Nie jesteś zalogowany na forum.
- Zostanę z tobą - odparłem po prostu, pozwalając jej dotykać swojej twarz. - Wszystko okej? - upewniłem się, jednak bez nadmierne troski. Raczej... było to pytanie rzeczowe, na widok jej rozkojarzenia. Może po prostu to była cała ta miłość? Albo jeszcze była osłabiona przez utratę krwi...?
Offline
Zmarszczyłam lekko brwi i pokręciłam przecząco głową, opuszczając dłoń.
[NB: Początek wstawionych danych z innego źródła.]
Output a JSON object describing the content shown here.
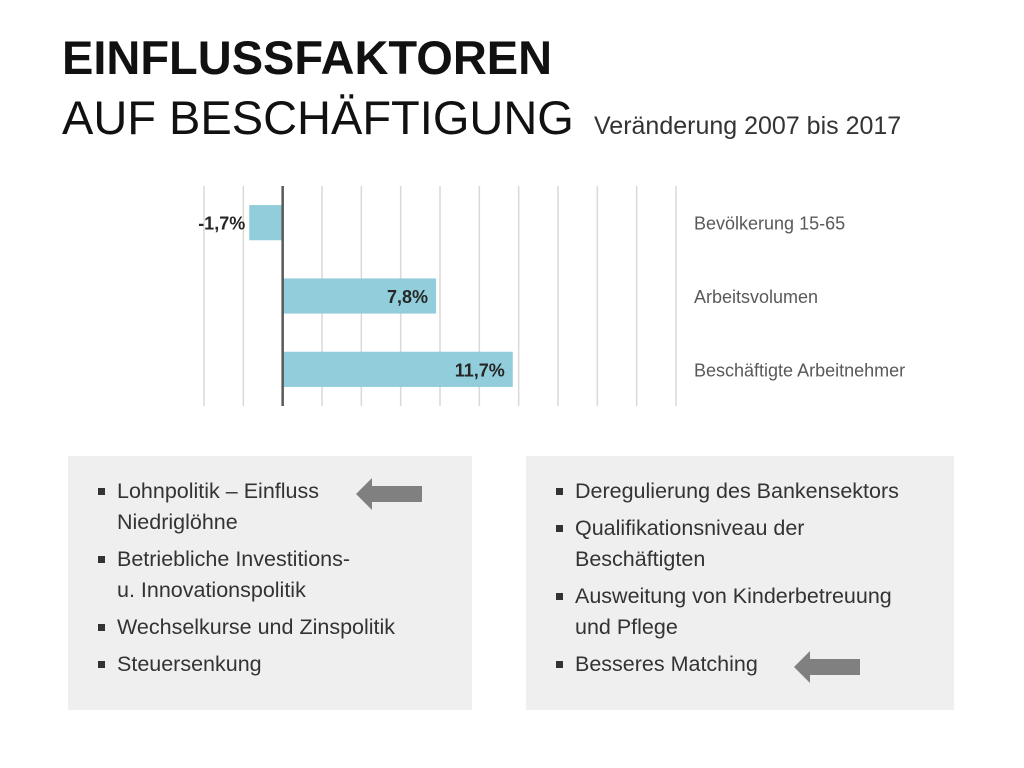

- No jasne, że tak. Czemu miałby nie być "okej" u mnie? Wyspałam się, a zaraz zjem pyszne śniadanie w naprawdę dobrym towarzystwie - zauważyłam śmielej niż miałam w zwyczaju. - Za to... - Przygryzłam wargę. - Bardziej ciebie mogę spytać, czy wszystko w porządku...?
Offline
- U mnie jak najbardziej... Wczoraj miałem jakąś... anomalię zachowania - machnąłem ręką, odganiając od nas temat. - Nic, po prostu zastanawiałem się, czy nie odzywasz już zmęczenia, po ugryzieniu. Ale jeśli wszystko okej... No no to wstawaj, śniadanko tylko na ciebie czeka - uśmiechnąłem się łagodniej.
Offline
Poniosłam się z kanapy, ciągnąć za nadgarstek Zaffa.
- No to skoro ja, to ty też! - odnajmklam rozbawiona, rzucając mu szeroki uśmiechem na zachętę. Choć zapewnenie musiałam go długo zachęcić. Cieszyło mnie to.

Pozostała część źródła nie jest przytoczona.